• Meditación con chakana

    Meditacion con chakana

    por Carlos de la Torre

    CHAKANA: UN METODO DE MEDITACION EN LA VERTIENTE CULTURAL ANDINA.

    1. Introducción o advertencia.

    Si una poesía te conduce hacia la paz, si la música te eleva sobre los pesares, si sientes que el dolor ajeno es también parte de tu pan, si amas a una flor y a una araña tanto como a tu belleza, si sientes que haces poco por las manos que hacia ti se extienden, si tienes ganas de subir a la montaña para recordar la pequeñez de tu persona y la grandeza de la vida entera. Entonces, no me digas que no sabes nada del espíritu.

    Si estas en la búsqueda de ese “algo” que no se alcanza ni aún luego de saciado el deseo, quizás te interese el camino recorrido por los hijos del sol y de la nieve eterna, de la tierra y las lagunas, los hermanos del cóndor, del puma, la serpiente y las alpacas.

    Se habla en estas páginas de puertas (punku) hacia mundos de absoluta luz o angustiante oscuridad; de maestros guías que son montañas (apu); de una madre (pacha mama) que te ama con su entraña dulce y refrescante; de fuentes de agua (qocha) que seducen a los caminantes; de aves misteriosas que traen mensajes del señor de la montaña; de tormentas de rayos que eligen a futuros sacerdotes (paq´o); de hombres y mujeres que sólo viven para transmitir a otros el conocimiento sagrado, “que no debe morir”.

    Perderás el tiempo juzgando estas páginas con el rigor de la razón. Nadie te pedirá tampoco un esfuerzo de fé a la manera de un dogma. Este es un camino modestamente insinuado en símbolos e imágenes, su sabiduría se oculta “debajo de una piedra”. Es para ti, si asumes el riesgo de “levantar la piedra”, pero no lo lograrás con un esfuerzo mental solitario, será necesario involucrar tu corazón, maltratar tu vanidad, desconfiar de tu “capacidad de crítica”.

     2. Pasó por nuestras tierras caminando, de lo alto hacia lo bajo.

    En un amanecer de aquellos en que todo es esmeralda en las aguas que bordean las terrazas de la isla, recibió la luz. El sol iluminó las montañas, las tierras planas y las aguas del extenso lago, pero iluminó además la intimidad de su ser, en una forma nueva. No hubo más dudas ni dilataciones, supo que era el momento de partir.

    Abandonó la isla Titi Qaqa, su trazo fue sencillo, una línea recta hacia adelante. Partió con sus hermanos y con sus mujeres, cuatro ayllus en total. Su traje blanco y su cualidad de navegar sobre las olas de la Hatun Qocha, dieron motivo para que fuese llamado Wiraqocha, “espuma de la laguna”.

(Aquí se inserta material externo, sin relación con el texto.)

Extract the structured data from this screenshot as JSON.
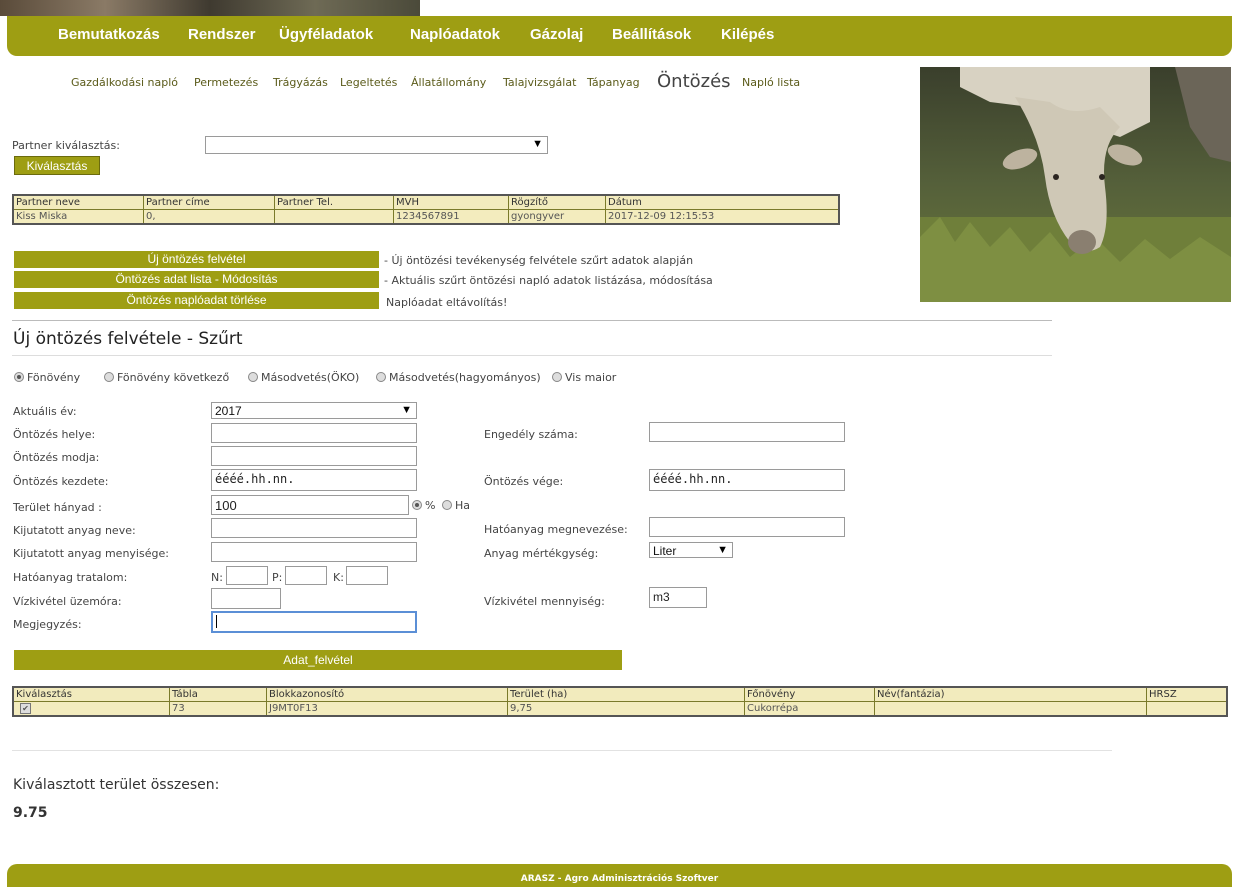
{
  "topnav": [
    "Bemutatkozás",
    "Rendszer",
    "Ügyféladatok",
    "Naplóadatok",
    "Gázolaj",
    "Beállítások",
    "Kilépés"
  ],
  "subnav": [
    "Gazdálkodási napló",
    "Permetezés",
    "Trágyázás",
    "Legeltetés",
    "Állatállomány",
    "Talajvizsgálat",
    "Tápanyag",
    "Öntözés",
    "Napló lista"
  ],
  "partner": {
    "label": "Partner kiválasztás:",
    "select_value": "",
    "button": "Kiválasztás"
  },
  "partner_table": {
    "headers": [
      "Partner neve",
      "Partner címe",
      "Partner Tel.",
      "MVH",
      "Rögzítő",
      "Dátum"
    ],
    "row": [
      "Kiss Miska",
      "0,",
      "",
      "1234567891",
      "gyongyver",
      "2017-12-09 12:15:53"
    ]
  },
  "actions": [
    {
      "button": "Új öntözés felvétel",
      "desc": "- Új öntözési tevékenység felvétele szűrt adatok alapján"
    },
    {
      "button": "Öntözés adat lista - Módosítás",
      "desc": "- Aktuális szűrt öntözési napló adatok listázása, módosítása"
    },
    {
      "button": "Öntözés naplóadat törlése",
      "desc": "Naplóadat eltávolítás!"
    }
  ],
  "section_title": "Új öntözés felvétele - Szűrt",
  "radios": [
    "Fönövény",
    "Fönövény következő",
    "Másodvetés(ÖKO)",
    "Másodvetés(hagyományos)",
    "Vis maior"
  ],
  "form": {
    "ev_label": "Aktuális év:",
    "ev_value": "2017",
    "helye_label": "Öntözés helye:",
    "modja_label": "Öntözés modja:",
    "kezdete_label": "Öntözés kezdete:",
    "kezdete_value": "éééé.hh.nn.",
    "terulet_label": "Terület hányad :",
    "terulet_value": "100",
    "unit_percent": "%",
    "unit_ha": "Ha",
    "anyag_neve_label": "Kijutatott anyag neve:",
    "anyag_mennyiseg_label": "Kijutatott anyag menyisége:",
    "hatoanyag_tartalom_label": "Hatóanyag tratalom:",
    "n_label": "N:",
    "p_label": "P:",
    "k_label": "K:",
    "uzemora_label": "Vízkivétel üzemóra:",
    "megjegyzes_label": "Megjegyzés:",
    "engedely_label": "Engedély száma:",
    "vege_label": "Öntözés vége:",
    "vege_value": "éééé.hh.nn.",
    "hatoanyag_nev_label": "Hatóanyag megnevezése:",
    "mertekegyseg_label": "Anyag mértékgység:",
    "mertekegyseg_value": "Liter",
    "vizkivetel_label": "Vízkivétel mennyiség:",
    "vizkivetel_value": "m3",
    "submit": "Adat_felvétel"
  },
  "parcel_table": {
    "headers": [
      "Kiválasztás",
      "Tábla",
      "Blokkazonosító",
      "Terület (ha)",
      "Főnövény",
      "Név(fantázia)",
      "HRSZ"
    ],
    "row": [
      "",
      "73",
      "J9MT0F13",
      "9,75",
      "Cukorrépa",
      "",
      ""
    ]
  },
  "summary": {
    "label": "Kiválasztott terület összesen:",
    "value": "9.75"
  },
  "footer": "ARASZ - Agro Adminisztrációs Szoftver",
  "colors": {
    "olive": "#9e9e13",
    "table_fill": "#f2ebbd"
  }
}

    Wiraqocha y sus hermanos, espantaban el sufrimiento de las gentes. Imaymana caminaba por el lado derecho, por las vertientes orientales de las altas montañas, aliviando enfermedades, explicando la virtudes de las hierbas. Tokapu, iba por la izquierda, por las tierras altas pobladas de alpacas y vicuñas, enseñaba a tejer y abrigar los cuerpos. Por el centro, Wiracocha, hacia crecer la esperanza en los corazones, disipaba oscuridades y temores, desataba los nudos del deseo.

    Un cuarto hermano, Tunupa, desdeñando el camino de la luz, decidió viajar en sentido opuesto, volvió hacia arriba, retornó a los desiertos y salares. Se ocultó en los volcanes y en las galerías profundas de los roquedales. No sentía que su poder debiera compartirse con los hombres.

    Terminada la planicie de los Qolla, Wiraqocha y sus hermanos ingresaron a la ancha quebrada del Willkamayu. El primer descanso fue en Raqchi, territorio habitado por los Kana. No hubo hospitalidad para los forasteros. Un volcán, el Kimsachata y un fuego que bajó de lo alto, quemaron esta tierra de gente rebelde y violenta.

    Más adelante, la belleza de Urqoqocha, la laguna, los detuvo nuevamente. Contemplaron solazados sus colores amarillos azules tornasoles, aspiraron la paz y el cariño que ella acostumbra obsequiar. Desde la cima de la montaña que está junto a Urqoqocha, saludaron al sol y su luz les descubrió los valles aún por recorrer.

    Continuando por el camino del medio, Wiraqocha decidió descansar en un montículo orillado de pantanos, cerca de los riachuelos de una cabecera de valle. En este lugar, equidistante de las poderosas montañas, Apu Salkantay y Ausangate, supo que se hallaba en el nudo central (Qosqo) de ese gran tejido de gentes y lugares, que él debería ensamblar. Tal misión le venía de muy alto, desde el gran espíritu Illa Tiqsi, confirmó que su misión era disipar la oscuridad y las nubes negras del sufrimiento.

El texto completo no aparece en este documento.